THE LOSS OF APPPEAL RIGHTS (IN COUNTRY) ALSO FOR THE FOLLOWING CATEGORIES: For a decision on an application for leave to remain on or after 6th April 2015 unless it is as a visitor, or where an application or human rights claim is made under various categories including the following :
-Long Residence (Para 276B)
-Private life – Article 8 ECHR (para 276ADE(1) or 276 (ADE)
-Family members – Part 8 of the Immigration Rules where the sponsor is present and settled in the UK
-Asylum
All of the above categories that lose substantive appeal rights that would previously have been heard in the Immigration Tribunal, will from the relevant dates have a process called ‘Adminsitrative Review’ to be found in Appendix AR of the Immigration Rules.
It is a review process carried out by the Home Office, but not by the original decision maker. They will look at whether there has been a ‘case working error’ , which is defined in the rules. Some examples of ‘caseworking errors’ are as follows:
Where the original decision maker applied the wrong Immigration rules/applied the rules in correctly/in correctly added up the points to be awarded/has not considered all the evidence that was submitted in the eligible decision/has considered some or all of the evidence incorrectly in the eligible decision/falied to apply the Secretary of State’s relevant published policy and guidance in relation to the application.
FURTHER ‘CASE WORKING ERRORS’ HAVE BEEN ADDED IN THIS STATEMENT OF CHANGES:
– Where the original decision maker’s deicsion to refuse the application on the basis of the General Grounds for Refusal for past breaches was incorrect/to refuse an application on the basis it was beyond any time limit in the rules was incorrect/ where the decision maker otherwise applied the Immigration rules incorrectly.
TIER 2 SKILLED WORKERS – Updates to minimum salary thresholds have been made for all skilled jobs in the Codes of Practice, and as of 6 April 2015 the new threshold is £20,800 or the minimum salary for any particular job in the Codes of Practice, whichever is the higher.
TIER 5 – TEMPORARY WORK – Update to the list of Tier 5 Government Authorised Exchange Schemes
HOW DO THESE CHANGES AFFECT YOU ??
Well, clearly the VISITOR route is more or less the same, but set out differently in the Immigration rules, with fewer categories incorporating all the old routes.
Those of you with leave to remain in the UK under the POINTS BASED SYSTEM, which inclues workers under Tiers 2 and 5, and students under Tier 4, are the most significantly affected. If you are applying to extend your stay in the UK and your application is refused on or after 2nd March 2015, you will no longer have a right of appeal, heard before the Tribunal, but an internal ‘admin review’ conducted by the Home Office themselves.

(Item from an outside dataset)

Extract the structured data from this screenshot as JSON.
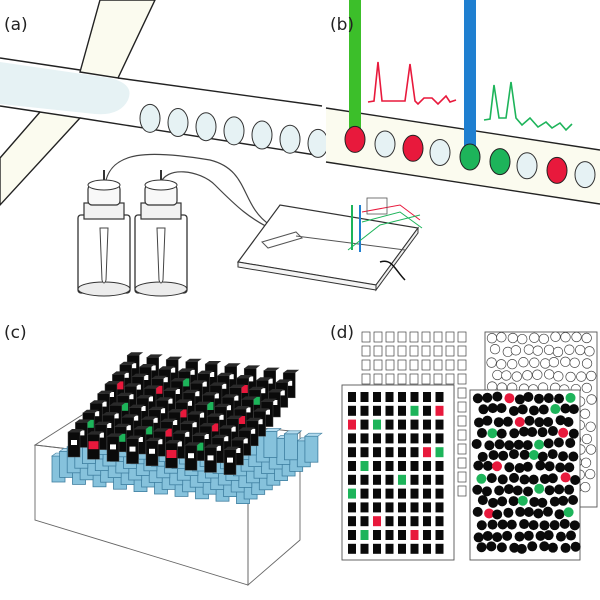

How it will pan out remains to be seen. In the past, with Tribunal hearings, this was also true to some extent, not knowing which Judge you would have on the day, or which Home Office Presenting Officer, but at least you had a way of having a decision looed at externally by an independent person.
Having said that, the ‘caseworking errors’ read very much like the now ‘old style’ grounds of appeal, so they in theory at least should be looked at in the same way.